QCOSTARICA — A decrease in the usual level of rainfall has Costa Rica’s electricity generation system, which was proud to rely on hydro production, face risk situations that could complicate meeting demand and affect rates.
The Arenal lake reservior is on the verge of low historical levels required to serve as support in the event that hydro generation declines, while the wildcards of thermal generation and energy imports are reaching levels that have not been observed for a decade. and that would affect rates.
According to data from Costa Rica’s national weather service, the Instituto Meteorológico Nacional (IMN), the appearance of the El Niño weather phenomenon began to occur in the second half of the year. This generated delays in the start of the rainy season, which in general would reach around 20% for the last quarter of the year. The phenomenon would occur in practically all regions.
Arenal under pressure
This has an effect not only on energy generation, due to the reduction of river channels, but also on the Arenal reservoir, which becomes the only reserve in the country by 2024, in case an arid situation continues.
The reservoir registered a historically low level in April and June (532 meters above sea level), and although it showed a slight rebound in July (533.5 meters), the projection of the División de Operación y Control del Sistema Eléctrico (DOCSE) del ICE – ICE Electrical System Operation and Control Division- is that it could reach 536.78 meters in December: it would be the lowest level in 16 years for a December.
This is not at all hopeful to serve as a reserve in 2024: an ICE source commented that, to function securely, about 540 meters are required in December, right at the end of the rainy season, and as insurance to face the driest months.
Additionally, the country is already facing very high growth in other sources, going back almost ten years: thermal generation increased by 272% in the interannual data for July, while energy imports from the Regional Electricity Market (MER) increased 666%.
Altogether, the 612,762 MWh of thermal energy and imports as of July 2023 represent more than 400% growth compared to the 125,344 MWh in July 2022.
This increases the generation from these non-renewable sources from 1.7% of the total in the country to 8%, which has effects on rates: every time fuel is used to generate, the variable cost of generation (CVG) model, which also considers the cost of energy imports.
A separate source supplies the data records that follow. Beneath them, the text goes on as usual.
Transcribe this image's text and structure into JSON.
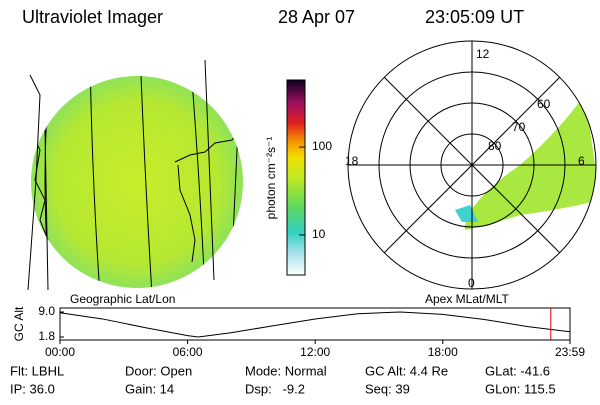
{
  "header": {
    "title": "Ultraviolet Imager",
    "date": "28 Apr 07",
    "time": "23:05:09 UT"
  },
  "map": {
    "label": "Geographic Lat/Lon"
  },
  "colorbar": {
    "label": "photon cm⁻²s⁻¹",
    "log": true,
    "clim": [
      3.5,
      580
    ],
    "ticks": [
      10,
      100
    ]
  },
  "polar": {
    "label": "Apex MLat/MLT",
    "mlt_labels": [
      "12",
      "18",
      "6",
      "0"
    ],
    "lat_labels": [
      "80",
      "70",
      "60"
    ]
  },
  "altitude": {
    "type": "line",
    "ylabel": "GC Alt",
    "ylim": [
      1.8,
      9.0
    ],
    "yticks": [
      {
        "value": 9.0,
        "label": "9.0"
      },
      1.8
    ],
    "xlim": [
      0,
      23.983
    ],
    "xticks": [
      {
        "value": 0,
        "label": "00:00"
      },
      {
        "value": 6,
        "label": "06:00"
      },
      {
        "value": 12,
        "label": "12:00"
      },
      {
        "value": 18,
        "label": "18:00"
      },
      {
        "value": 23.983,
        "label": "23:59"
      }
    ],
    "x": [
      0,
      2,
      4,
      6,
      6.5,
      8,
      10,
      12,
      14,
      16,
      18,
      20,
      22,
      23.983
    ],
    "values": [
      8.8,
      7.0,
      4.5,
      2.2,
      1.8,
      3.0,
      5.0,
      7.0,
      8.5,
      9.0,
      8.3,
      6.8,
      4.8,
      3.3
    ],
    "marker": 23.08,
    "marker_color": "#dd0000"
  },
  "footer": {
    "rows": [
      [
        "Flt: LBHL",
        "Door: Open",
        "Mode: Normal",
        "GC Alt: 4.4 Re",
        "GLat: -41.6"
      ],
      [
        "IP: 36.0",
        "Gain: 14",
        "Dsp:   -9.2",
        "Seq: 39",
        "GLon: 115.5"
      ]
    ]
  }
}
However, the situation is complicated given that the other countries in the region also face a complicated situation due to the lack of rain, which seriously limits the possibilities of resorting to the MER as insurance in case of shortage: the Electricity Transmission Company (ETESA) of Panama announced in June that they suspended energy exports, while in Honduras the National Electric Energy Company (ENEE) reported that the measures announced this year will not be enough to avoid electricity rationing, and in Guatemala, the Electricity Corporation Central America (CEC) warned that the energy crisis will not be solved in the short term, and that if energy demand increases, there will be no capacity to meet it.
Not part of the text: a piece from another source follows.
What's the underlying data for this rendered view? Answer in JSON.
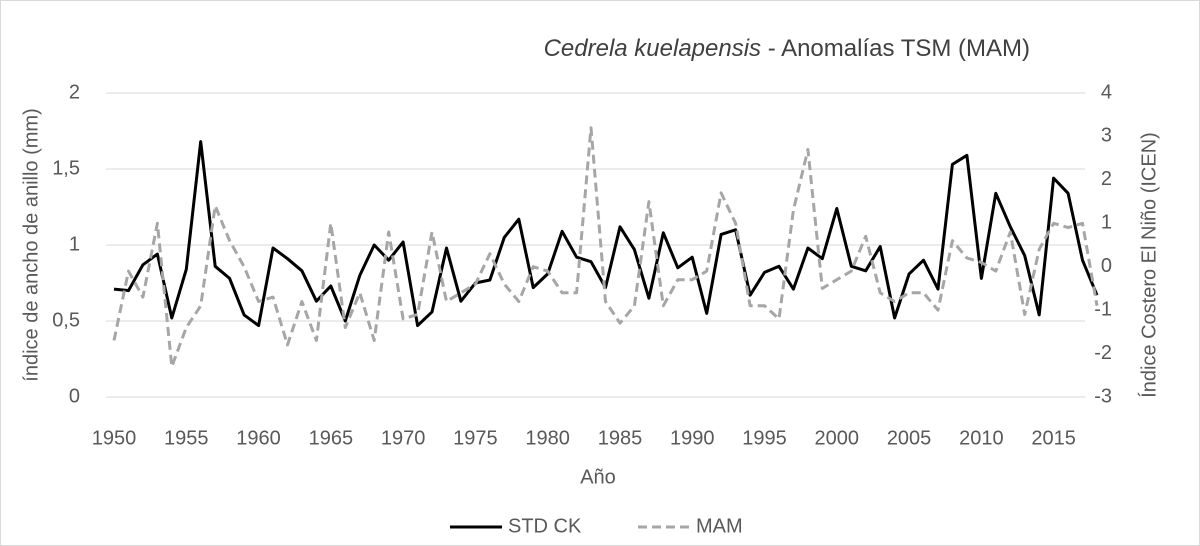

But the outlook in this regard is cloudy, with no rain forecast: the estimates of the MER Operating Entity were that, contrary to the previous year, in 2023, energy demand will grow by 4.8% in the region, and by 4.5% by 2024. And in this context, the impact of the rains, common to the Central American area, also knocks on the doors of the MER, which in 2022 saw injections to this energy market grow by 3.2%, but in what is recorded in 2023 it reports a reduction of 32%.
In the case of Costa Rica, the generation expansion plan that ICE published in March 2023 estimated an increase in demand in this area of 1.9% in 2023, which would increase to 2.2% in 2024.
ICE authorities were consulted about the projections and approach to this panorama, particularly with the behavior of the dry season and the situation of the Arenal reservoir, but at the time of going to press they had not sent the responses.
In that sense, we wanted to contextualize the strategy in the face of these phenomena, given that, in the demand expansion plan, which makes projections until 2040, it only mentions the word drought to refer to the situation in 1994, when it generated a use of thermal resources of 17% of total generation.
The current panorama is far from that situation; However, the use of 329,587 MWh of thermal generation reported by the DOCSE in the July report already represents the highest figure in the last decade in this area, and when there are still five months left in 2023.
However, there are already maneuvers by ICE authorities before the regulatory authority, the Autoridad Reguladora de Servicios Públicos (Aresep), to request adjustments in the model: for now, the request to vary the CVG from a quarterly calculation to an annual one has transcended, in the search of alternatives to try to distribute the coming increase over a period of several months, to avoid a focused impact in a short period.